My external behavior scripts work on desktop but not on mobile.
but the images are appearing...because we have a direct path but script only files are not being found because the iOS is looking for 
/resource/scripts

So that means in the future we need to create a folder "resources" and you a relative path like this

/resources/img
   tree.jpg

and also

/resources/script
   scroller.livecodescript

and assign the behavior to the object in the GUI from there?

Good thing to know very early on... 




On April 3, 2016 at 8:01:20 PM, J. Landman Gay (jacque at hyperactivesw.com(mailto:jacque at hyperactivesw.com)) wrote:

> Relative paths have been around for a while and are pretty much  
> imperative for app distribution, since the user's filepaths won't be the  
> same as your development paths.  
>  
> It used to be that resources were copied into the same folder with the  
> app executable. Then Apple changed the rules and disallowed resources  
> like images and documents at that location.
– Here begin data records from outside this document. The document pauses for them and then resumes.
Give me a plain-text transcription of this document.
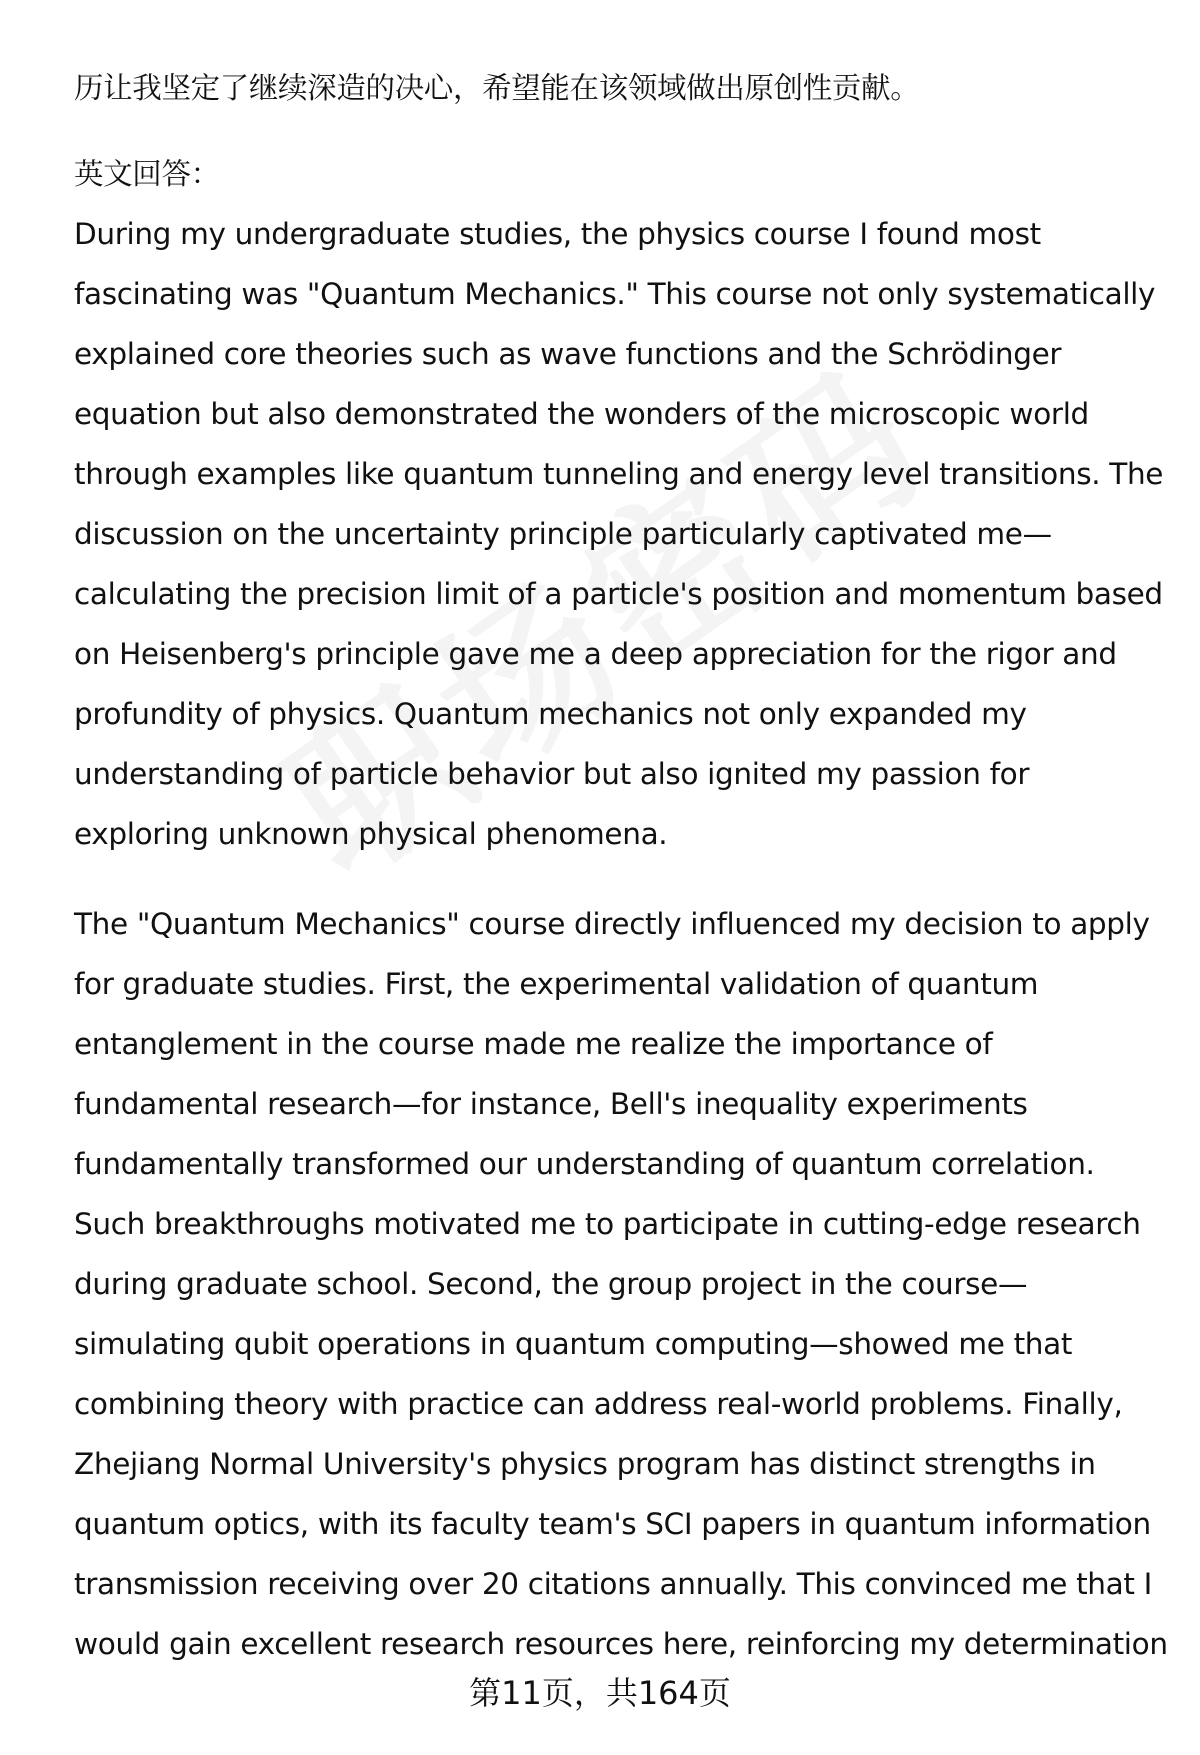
历让我坚定了继续深造的决心，希望能在该领域做出原创性贡献。
英文回答：
During my undergraduate studies, the physics course I found most
fascinating was "Quantum Mechanics." This course not only systematically
explained core theories such as wave functions and the Schrödinger
equation but also demonstrated the wonders of the microscopic world
through examples like quantum tunneling and energy level transitions. The
discussion on the uncertainty principle particularly captivated me—
calculating the precision limit of a particle's position and momentum based
on Heisenberg's principle gave me a deep appreciation for the rigor and
profundity of physics. Quantum mechanics not only expanded my
understanding of particle behavior but also ignited my passion for
exploring unknown physical phenomena.
The "Quantum Mechanics" course directly influenced my decision to apply
for graduate studies. First, the experimental validation of quantum
entanglement in the course made me realize the importance of
fundamental research—for instance, Bell's inequality experiments
fundamentally transformed our understanding of quantum correlation.
Such breakthroughs motivated me to participate in cutting-edge research
during graduate school. Second, the group project in the course—
simulating qubit operations in quantum computing—showed me that
combining theory with practice can address real-world problems. Finally,
Zhejiang Normal University's physics program has distinct strengths in
quantum optics, with its faculty team's SCI papers in quantum information
transmission receiving over 20 citations annually. This convinced me that I
would gain excellent research resources here, reinforcing my determination
第11页，共164页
Instead, they had to go into  
> a "resources" folder, separate from the executable.  
>  
> To accomodate, LC now has a new-ish specialFolderPath("resources").  
> During development it points to the same folder as the mainstack you're  
> working on; after the app is built, it points to the "resources" folder  
> inside the app bundle. In scripts, build file paths to  
> specialFolderPath("resources") and the paths will always resolve  
> correctly before and after compiling. For image references use  
> "resources/imgname.png".  
>  
> To accomdate legacy script and image references, the LC engine  
> automatically translates any relative paths and redirects them to the  
> resources folder. On non-Apple systems this structure isn't strictly  
> required, but since it works everywhere, it's an easy way to be  
> consistent cross-platform.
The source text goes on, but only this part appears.